After that we purchased every battery that we could find. He then sold the silver chloride plates to Johnson Matthey for around £4,000. That was big money in those days, as our five-bedroom semidetached home cost £3,100.
In the evenings he also had us going through bags of silver coins to look for ones that were minted before 1947. The melt value of the silver in these coins was much higher than the face value. The same applies to old American half-dollar coins and others, but I think that they will all have been taken by now.
Although my father worked as a government scientist, I think that it was his entrepreneurial activities that encouraged me to start my own business after I gained enough experience in my working career.
He grew up during WWII, and even after the war you would still not be allowed to enter Oxford or Cambridge universities without having studied Latin. He studied at Imperial College London, and was one of their youngest students ever to be awarded a doctorate. I think that I am lucky to be here today. One day when he was cycling to school a V2 rocket impacted a field about a mile away. On this occasion it only killed a few cows.
Apart from my interest in how things work and general engineering, I have also been fascinated by physics. After completing the core courses required in high school, I chose to study physics, pure mathematics and applied mathematics for my advanced grades. For me, subjects such as languages, geography and others may be very interesting to some, but they are not rapidly evolving at the cutting edge of knowledge.

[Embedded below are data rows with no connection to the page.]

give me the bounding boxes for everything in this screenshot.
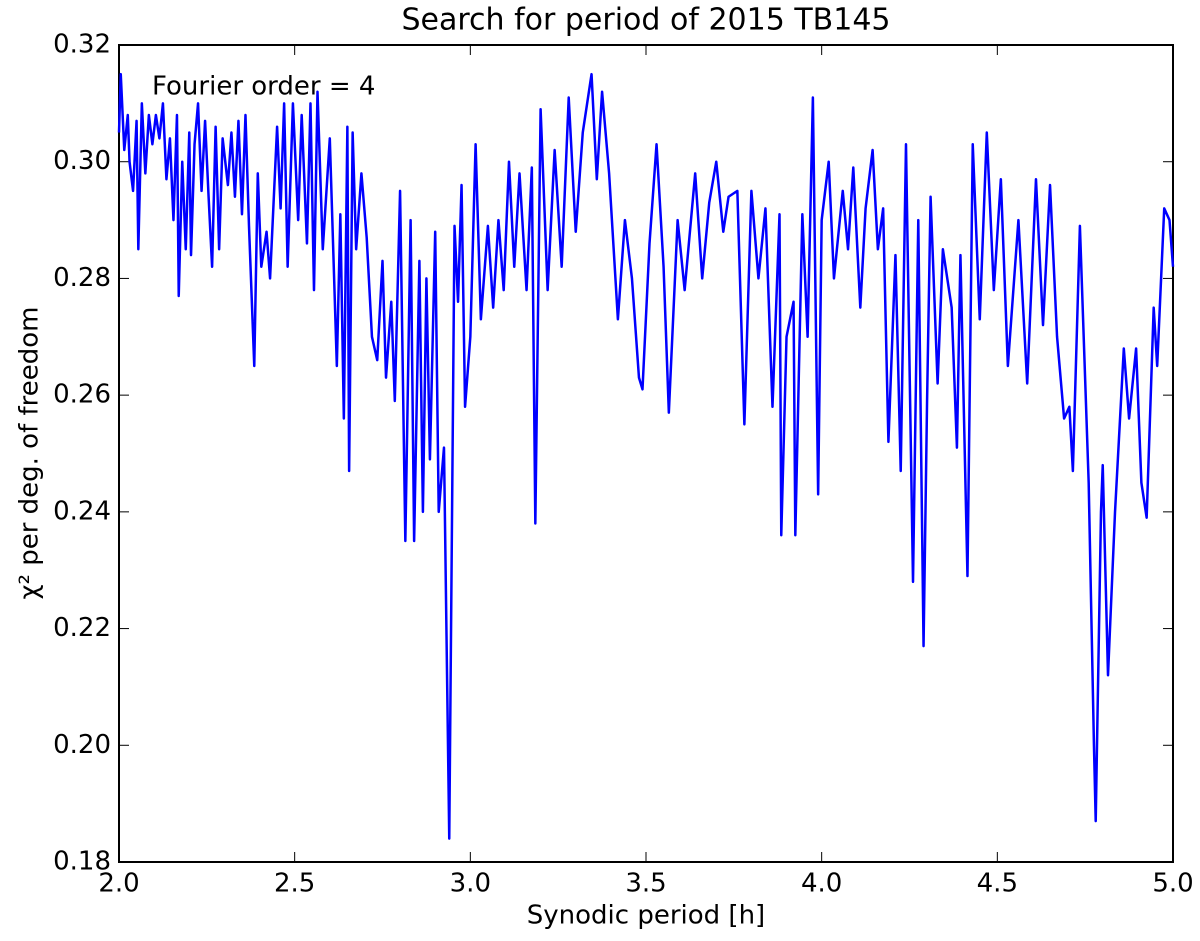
y-tick-label: 0.20 [53, 730, 111, 760]
x-tick-label: 3.5 [625, 869, 666, 899]
y-tick-label: 0.32 [53, 30, 111, 60]
y-tick-label: 0.24 [53, 496, 111, 526]
x-axis-label: Synodic period [h] [527, 901, 765, 931]
x-tick-label: 5.0 [1152, 869, 1193, 899]
y-axis-label: χ² per deg. of freedom [15, 306, 45, 599]
x-tick-label: 4.0 [801, 869, 842, 899]
x-tick-label: 2.5 [274, 869, 315, 899]
y-tick-label: 0.22 [53, 613, 111, 643]
y-tick-label: 0.28 [53, 263, 111, 293]
y-tick-label: 0.18 [53, 847, 111, 877]
x-tick-label: 2.0 [98, 869, 139, 899]
x-tick-label: 4.5 [977, 869, 1018, 899]
x-tick-label: 3.0 [450, 869, 491, 899]
plot-frame [118, 44, 1174, 863]
y-tick-label: 0.26 [53, 380, 111, 410]
annotation: Fourier order = 4 [152, 72, 375, 102]
y-tick-label: 0.30 [53, 146, 111, 176]
chart-title: Search for period of 2015 TB145 [402, 3, 891, 38]
data-line [117, 72, 1175, 840]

I, along with the rest of the world, think that the pioneering work of Sir Isaac Newton and Albert Einstein was pure genius. One person that I consider should be up there with them is Nikola Tesla. He was also a groundbreaking genius, but I will elaborate on his achievements in later chapters.
One of my sons is now studying for a masters’ degree in physics at the University of Aberdeen. Physics is evolving so rapidly that when we speak, it is clear that many of the things that I was taught at university thirty-five years ago are now known to be incorrect. I was simply taught the best understanding that we had of physics at that time.
I hope that as the reader progresses through this book, he or she will be as captivated by modern science and engineering as I am. I would like to ask the reader to keep an open mind about the issues discussed, and draw their own conclusions from the facts presented.